Turtlehead (Chelone obliqua, C. lyonii). Three to four feet, straight stems topped with spikes of pink or white flowers in August. An individual floret on the spike of this snapdragon relative resembles a turtle’s head.
Japanese anemone (Anemone x hybrida). Not for everyone, this 3- to 4-foot plant is usually quite the spreader where it’s happy, and quick to disappear where it’s not. September-blooming (it blooms a month earlier in sunnier locations) flowers are white, pink or mauve, resemble single peonies, and varieties with double flowers are available.
For coarse texture to offset the fine foliage of astilbes, ferns, etc.
Hosta. Of course. Enough said!
Rodgers flower (Rodgersia species). Huge compound leaves may be as big around as a child’s saucer sled. Creamy white flowers cluster in spikes or one-sided clusters on stalks that rise to 3 or 4 feet in June. Grows best where it’s moist, maybe even too moist for other plants.
Variegated brunnera (Brunnera macrophylla varieties). Heart-shaped leaves 9 inches across. Blue forget-me-not flowers on 18 inch stems in May.
Variegated lungwort or Bethlehem sage (Pulmonaria varieties). Leaves streaked, edged or spotted with silver or white form 12-inch mounds. Blue, pink or white flowers on 18-inch stems in April-May.
Edging and filler
Golden bleeding heart (Corydalis lutea). Twelve-inch mounds of lacy, blue green leaves with butter yellow flowers from Memorial Day into July. Spreads readily by seed where it’s happy.
Dwarf goatsbeard (Aruncus aethusifolius). Like a tiny astilbe, with creamy white spikelets in May and June.
Tellima (Tellima grandiflora). A mound of slightly furry foliage reminiscent of coral bells. Much more reliable, longer-lived and fuller blooming in shade than a coral bell, though. Flowers are green-white to barely pink on 18-inch stems, in May-June.
Chinese astilbe (Astilbe chinensis). August blooming, and spreading by runners where conditions are good. 18 inches.
For foliage color
Tovara (may be listed as T. virginiana, Persicaria virginiana, or Polygonum virginiana ‘Painter’s Palette’). Long, pointed-oval leaves splashed with white and pink really add spark to shady corners. 18 inches. Flower is white, but not significant.

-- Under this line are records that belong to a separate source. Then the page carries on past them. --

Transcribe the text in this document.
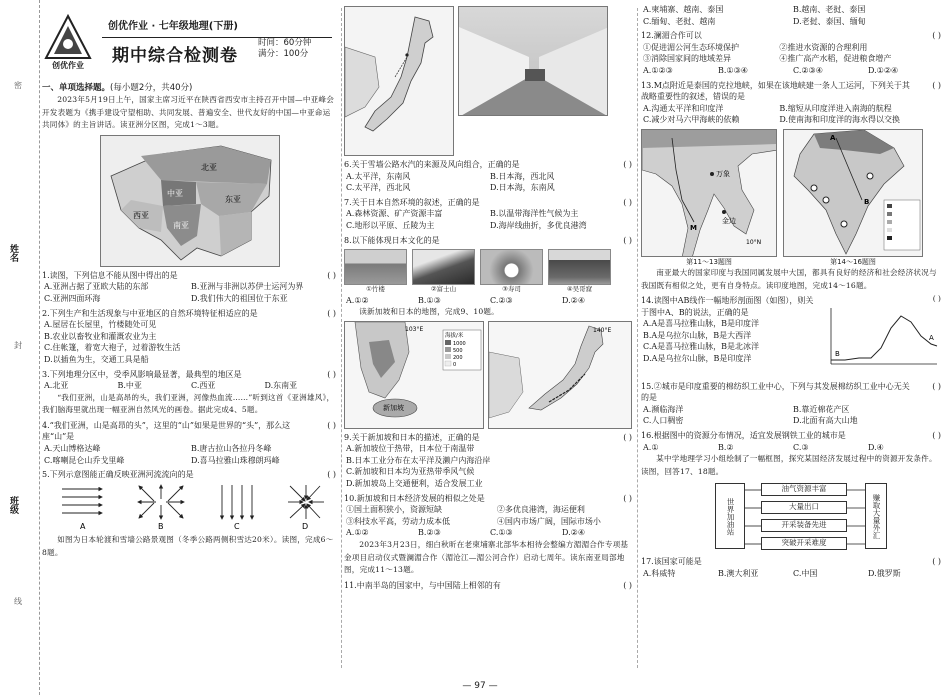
密
姓名
封
班级
线
创优作业
创优作业 · 七年级地理(下册)
期中综合检测卷
时间：60分钟
满分：100分
一、单项选择题。(每小题2分，共40分)
2023年5月19日上午，国家主席习近平在陕西省西安市主持召开中国—中亚峰会开发表题为《携手建设守望相助、共同发展、普遍安全、世代友好的中国—中亚命运共同体》的主旨讲话。读亚洲分区图，完成1～3题。
北亚
中亚
东亚
西亚
南亚
1.读图，下列信息不能从图中得出的是	( )
A.亚洲占据了亚欧大陆的东部	B.亚洲与非洲以苏伊士运河为界
C.亚洲四面环海	D.我们伟大的祖国位于东亚
2.下列生产和生活现象与中亚地区的自然环境特征相适应的是	( )
A.屋居在长屋里，竹楼随处可见
B.农业以畜牧业和灌溉农业为主
C.住帐篷，着宽大袍子，过着游牧生活
D.以插鱼为生，交通工具是船
3.下列地理分区中，受季风影响最显著，最典型的地区是	( )
A.北亚	B.中亚	C.西亚	D.东南亚
“我们亚洲，山是高昂的头，我们亚洲，河像热血流……”听到这首《亚洲雄风》，我们脑海里就出现一幅亚洲自然风光的画卷。据此完成4、5题。
4.“我们亚洲，山是高昂的头”，这里的“山”如果是世界的“头”，那么这座“山”是
( )
A.天山博格达峰	B.唐古拉山各拉丹冬峰
C.喀喇昆仑山乔戈里峰	D.喜马拉雅山珠穆朗玛峰
5.下列示意图能正确反映亚洲河流流向的是	( )
A	B	C	D
如图为日本轮渡和雪墙公路景观图（冬季公路两侧积雪达20米）。读图，完成6～8题。
6.关于雪墙公路水汽的来源及风向组合，正确的是	( )
A.太平洋，东南风	B.日本海，西北风
C.太平洋，西北风	D.日本海，东南风
7.关于日本自然环境的叙述，正确的是	( )
A.森林资源、矿产资源丰富	B.以温带海洋性气候为主
C.地形以平原、丘陵为主	D.海岸线曲折，多优良港湾
8.以下能体现日本文化的是	( )
①竹楼	②富士山	③寿司	④吴哥窟
A.①②	B.①③	C.②③	D.②④
读新加坡和日本的地图，完成9、10题。
新加坡
103°E
海拔/米
1000
500
200
0
140°E
9.关于新加坡和日本的描述，正确的是	( )
A.新加坡位于热带，日本位于南温带
B.日本工业分布在太平洋及濑户内海沿岸
C.新加坡和日本均为亚热带季风气候
D.新加坡岛上交通便利，适合发展工业
10.新加坡和日本经济发展的相似之处是	( )
①国土面积狭小，资源短缺	②多优良港湾，海运便利
③科技水平高，劳动力成本低	④国内市场广阔，国际市场小
A.①②	B.②③	C.①③	D.②④
2023年3月23日，细白秋昕在老柬埔寨北部华本相待会整编方湄湄合作专项基金项目启动仪式暨澜湄合作（湄沧江—湄公河合作）启动七周年。读东南亚局部地图，完成11～13题。
11.中南半岛的国家中，与中国陆上相邻的有	( )
A.柬埔寨、越南、泰国	B.越南、老挝、泰国
C.缅甸、老挝、越南	D.老挝、泰国、缅甸
12.澜湄合作可以	( )
①促进湄公河生态环境保护	②推进水资源的合理利用
③消除国家间的地域差异	④推广高产水稻，促进粮食增产
A.①②③	B.①③④	C.②③④	D.①②④
13.M点附近是泰国的克拉地峡，如果在该地峡建一条人工运河，下列关于其战略重要性的叙述，错误的是
( )
A.沟通太平洋和印度洋	B.缩短从印度洋进入南海的航程
C.减少对马六甲海峡的依赖	D.使南海和印度洋的海水得以交换
万象
金边
M
10°N
第11～13题图
A
B
第14～16题图
南亚最大的国家印度与我国同属发展中大国，都具有良好的经济和社会经济状况与我国既有相似之处，更有自身特点。读印度地图，完成14～16题。
14.读图中AB线作一幅地形剖面图（如图），则关于图中A、B的说法，正确的是
A.A是喜马拉雅山脉，B是印度洋
B.A是乌拉尔山脉，B是大西洋
C.A是喜马拉雅山脉，B是北冰洋
D.A是乌拉尔山脉，B是印度洋
( )
B
A
15.②城市是印度重要的棉纺织工业中心，下列与其发展棉纺织工业中心无关的是
( )
A.濒临海洋	B.靠近棉花产区
C.人口稠密	D.北面有高大山地
16.根据图中的资源分布情况，适宜发展钢铁工业的城市是	( )
A.①	B.②	C.③	D.④
某中学地理学习小组绘制了一幅框图，探究某国经济发展过程中的资源开发条件。读图，回答17、18题。
世界加油站
油气资源丰富
大量出口
开采装备先进
突破开采难度
赚取大量外汇
17.该国家可能是	( )
A.科威特	B.澳大利亚	C.中国	D.俄罗斯
— 97 —
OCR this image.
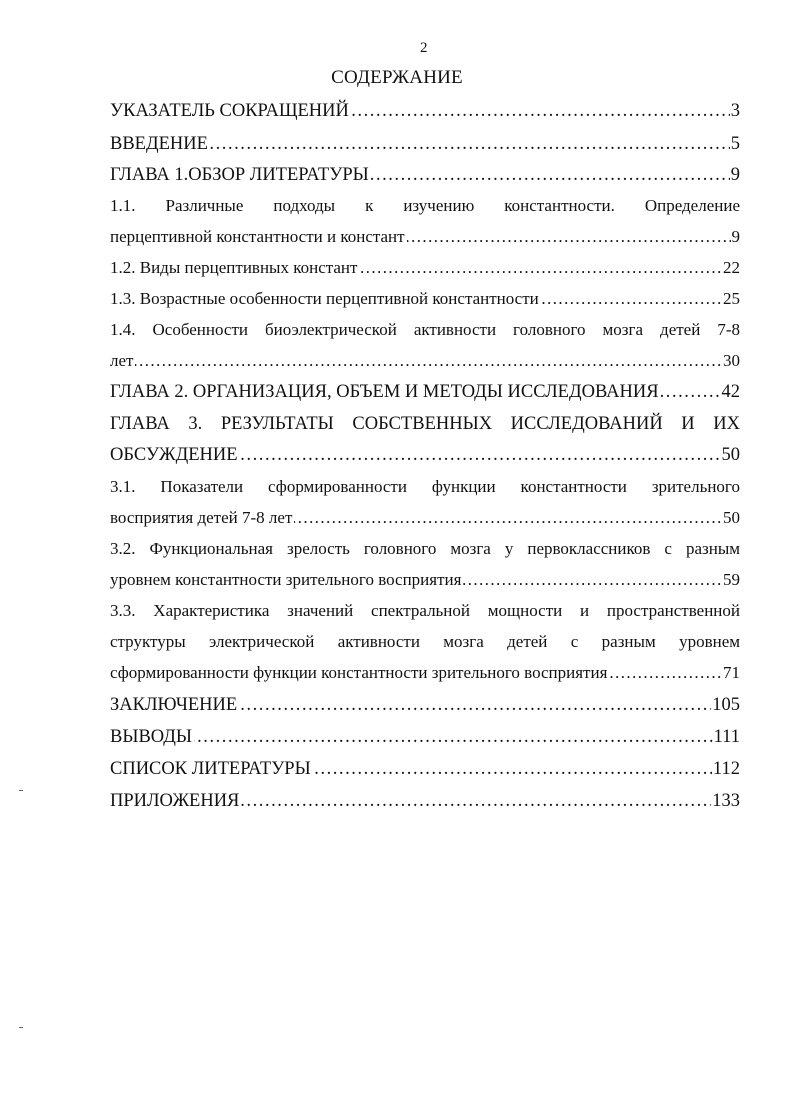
2
СОДЕРЖАНИЕ
УКАЗАТЕЛЬ СОКРАЩЕНИЙ	3
……………………………………………………………………………………………………………………………………………
ВВЕДЕНИЕ	5
……………………………………………………………………………………………………………………………………………
ГЛАВА 1.ОБЗОР ЛИТЕРАТУРЫ	9
……………………………………………………………………………………………………………………………………………
1.1. Различные подходы к изучению константности. Определение
перцептивной константности и констант	9
……………………………………………………………………………………………………………………………………………
1.2. Виды перцептивных констант	22
……………………………………………………………………………………………………………………………………………
1.3. Возрастные особенности перцептивной константности	25
……………………………………………………………………………………………………………………………………………
1.4. Особенности биоэлектрической активности головного мозга детей 7-8
лет	30
……………………………………………………………………………………………………………………………………………
ГЛАВА 2. ОРГАНИЗАЦИЯ, ОБЪЕМ И МЕТОДЫ ИССЛЕДОВАНИЯ	42
……………………………………………………………………………………………………………………………………………
ГЛАВА 3. РЕЗУЛЬТАТЫ СОБСТВЕННЫХ ИССЛЕДОВАНИЙ И ИХ
ОБСУЖДЕНИЕ	50
……………………………………………………………………………………………………………………………………………
3.1. Показатели сформированности функции константности зрительного
восприятия детей 7-8 лет	50
……………………………………………………………………………………………………………………………………………
3.2. Функциональная зрелость головного мозга у первоклассников с разным
уровнем константности зрительного восприятия	59
……………………………………………………………………………………………………………………………………………
3.3. Характеристика значений спектральной мощности и пространственной
структуры электрической активности мозга детей с разным уровнем
сформированности функции константности зрительного восприятия	71
……………………………………………………………………………………………………………………………………………
ЗАКЛЮЧЕНИЕ	105
……………………………………………………………………………………………………………………………………………
ВЫВОДЫ	111
……………………………………………………………………………………………………………………………………………
СПИСОК ЛИТЕРАТУРЫ	112
……………………………………………………………………………………………………………………………………………
ПРИЛОЖЕНИЯ	133
……………………………………………………………………………………………………………………………………………
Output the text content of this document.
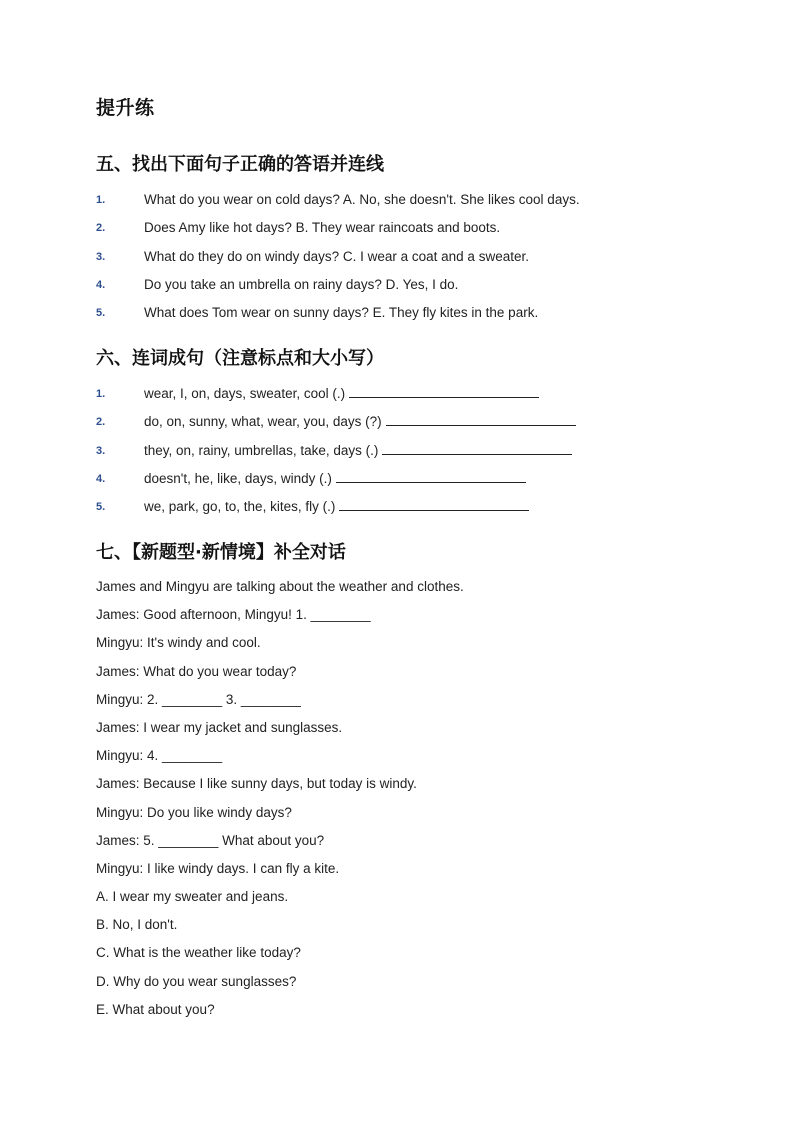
提升练
五、找出下面句子正确的答语并连线
1.	What do you wear on cold days? A. No, she doesn't. She likes cool days.
2.	Does Amy like hot days? B. They wear raincoats and boots.
3.	What do they do on windy days? C. I wear a coat and a sweater.
4.	Do you take an umbrella on rainy days? D. Yes, I do.
5.	What does Tom wear on sunny days? E. They fly kites in the park.
六、连词成句（注意标点和大小写）
1.	wear, I, on, days, sweater, cool (.)
2.	do, on, sunny, what, wear, you, days (?)
3.	they, on, rainy, umbrellas, take, days (.)
4.	doesn't, he, like, days, windy (.)
5.	we, park, go, to, the, kites, fly (.)
七、【新题型·新情境】补全对话
James and Mingyu are talking about the weather and clothes.
James: Good afternoon, Mingyu! 1. ________
Mingyu: It's windy and cool.
James: What do you wear today?
Mingyu: 2. ________ 3. ________
James: I wear my jacket and sunglasses.
Mingyu: 4. ________
James: Because I like sunny days, but today is windy.
Mingyu: Do you like windy days?
James: 5. ________ What about you?
Mingyu: I like windy days. I can fly a kite.
A. I wear my sweater and jeans.
B. No, I don't.
C. What is the weather like today?
D. Why do you wear sunglasses?
E. What about you?
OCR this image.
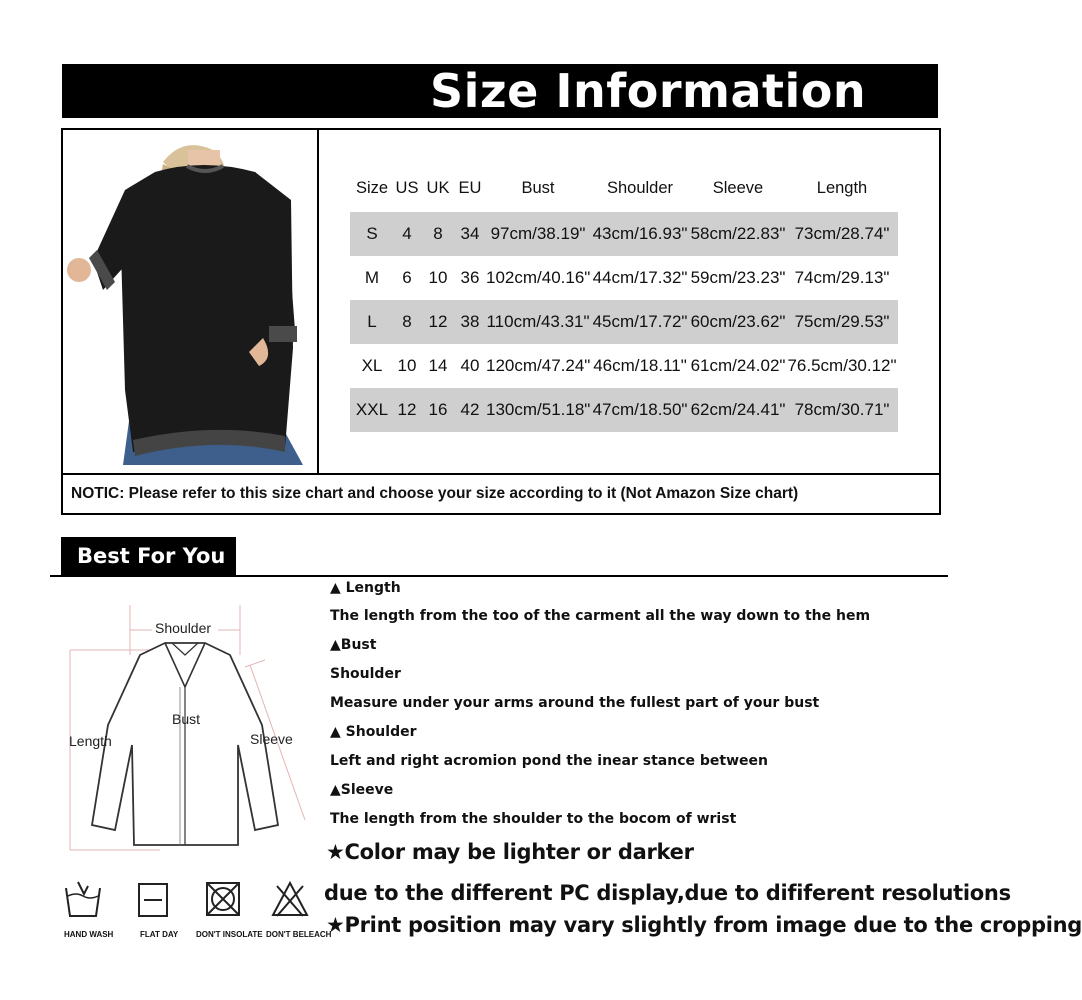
Size Information
NOTIC: Please refer to this size chart and choose your size according to it (Not Amazon Size chart)
Size US UK EU	Bust	Shoulder	Sleeve	Length
S	4	8	34 97cm/38.19" 43cm/16.93" 58cm/22.83" 73cm/28.74"
M	6 10 36 102cm/40.16" 44cm/17.32" 59cm/23.23" 74cm/29.13"
L	8 12 38 110cm/43.31" 45cm/17.72" 60cm/23.62" 75cm/29.53"
XL 10 14 40 120cm/47.24" 46cm/18.11" 61cm/24.02" 76.5cm/30.12"
XXL 12 16 42 130cm/51.18" 47cm/18.50" 62cm/24.41" 78cm/30.71"
Best For You
Shoulder
Bust
Length	Sleeve
▲ Length
The length from the too of the carment all the way down to the hem
▲Bust
Shoulder
Measure under your arms around the fullest part of your bust
▲ Shoulder
Left and right acromion pond the inear stance between
▲Sleeve
The length from the shoulder to the bocom of wrist
★Color may be lighter or darker
due to the different PC display,due to dififerent resolutions
★Print position may vary slightly from image due to the cropping
HAND WASH	FLAT DAY DON'T INSOLATE DON'T BELEACH
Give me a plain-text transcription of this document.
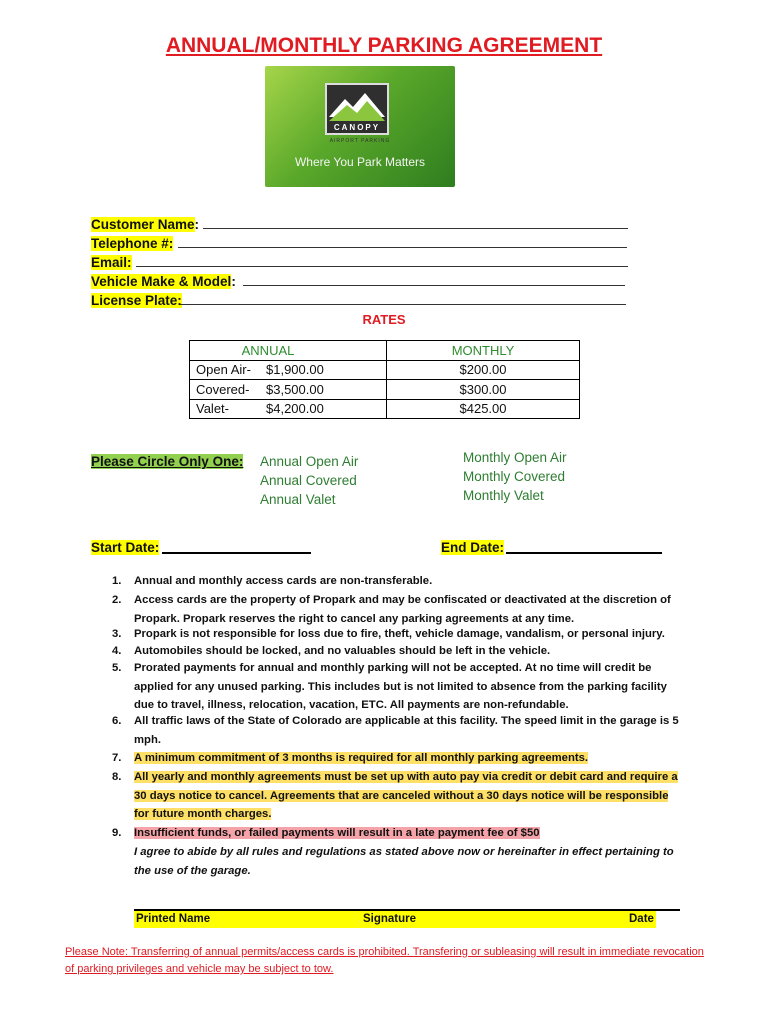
ANNUAL/MONTHLY PARKING AGREEMENT
CANOPY
AIRPORT PARKING
Where You Park Matters
Customer Name:
Telephone #:
Email:
Vehicle Make & Model:
License Plate:
RATES
ANNUAL	MONTHLY
Open Air- $1,900.00	$200.00
Covered- $3,500.00	$300.00
Valet- $4,200.00	$425.00
Please Circle Only One: Annual Open Air
Annual Covered
Annual Valet
Monthly Open Air
Monthly Covered
Monthly Valet
Start Date:	End Date:
1.	Annual and monthly access cards are non-transferable.
2.	Access cards are the property of Propark and may be confiscated or deactivated at the discretion of Propark. Propark reserves the right to cancel any parking agreements at any time.
3.	Propark is not responsible for loss due to fire, theft, vehicle damage, vandalism, or personal injury.
4.	Automobiles should be locked, and no valuables should be left in the vehicle.
5.	Prorated payments for annual and monthly parking will not be accepted. At no time will credit be applied for any unused parking. This includes but is not limited to absence from the parking facility due to travel, illness, relocation, vacation, ETC. All payments are non-refundable.
6.	All traffic laws of the State of Colorado are applicable at this facility. The speed limit in the garage is 5 mph.
7.	A minimum commitment of 3 months is required for all monthly parking agreements.
8.	All yearly and monthly agreements must be set up with auto pay via credit or debit card and require a 30 days notice to cancel. Agreements that are canceled without a 30 days notice will be responsible for future month charges.
9.	Insufficient funds, or failed payments will result in a late payment fee of $50
I agree to abide by all rules and regulations as stated above now or hereinafter in effect pertaining to the use of the garage.
Printed Name	Signature	Date
Please Note: Transferring of annual permits/access cards is prohibited. Transfering or subleasing will result in immediate revocation of parking privileges and vehicle may be subject to tow.
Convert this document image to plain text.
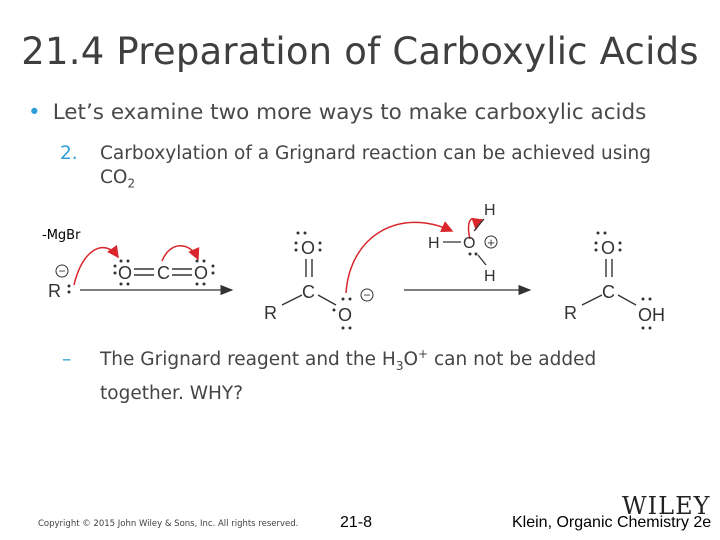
21.4 Preparation of Carboxylic Acids
• Let’s examine two more ways to make carboxylic acids
2. Carboxylation of a Grignard reaction can be achieved using
$CO_2$
-MgBr
−
R
O C O
O
C
R	O
−
H
H O +
H
O
C
R	OH
– The Grignard reagent and the $H_3O^+$ can not be added
together. WHY?
Copyright © 2015 John Wiley & Sons, Inc. All rights reserved.	21-8
WILEY
Klein, Organic Chemistry 2e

Golden satin grass (Hakonechloa macra ‘Aureola’). A 15-inch fountain of gold-edged leaves; not really a grass, but who cares!
Hosta. Again, enough said!
Variegated Solomon’s seal (Polygonatum odoratum ‘Variegatum’). Arching stems 18 inches tall, each leaf outlined in white. White bells dangle from the stems in April-May.
Japanese painted fern (Athyrium niponicum var. ‘Pictum’). Silver and maroon marked foliage. Buy it for the color you see, because the variety is quite variable—the plant you buy that is more green than silver won’t become silver later. Loves the drier areas of a garden, once established.
Janet Macunovich is a professional gardener and author of the books “Designing Your Gardens and Landscape” and “Caring for Perennials.” Read more from Janet on her website www.gardenatoz.com.
Sharon Liedel says
Janet,
Thank you for your columns and insight into gardening. I have read your articles for years in the Detroit Free Press, the Michigan gardener and any place else I find them. I love gardening and have learned so much from you. Thank you.
Dorothy Hastings says
for Janet Macunovich. I love your articles and will check out your website, too. However, your review of shade plants had a significant omission. You failed to mention that meadow rue can cause an itchy, painful rash in some people. The effect is nearly instantaneous so it wasn’t hard for me to decipher what caused my rash. Poison ivy is the only other plant I react to and I don’t have seasonal allergies so I believe there must be a sizable number who can’t touch this plant. Persons thinking of buying rue should run their bare forearms over the leaves. By the time they reach check-out, they will know whether they can handle this plant.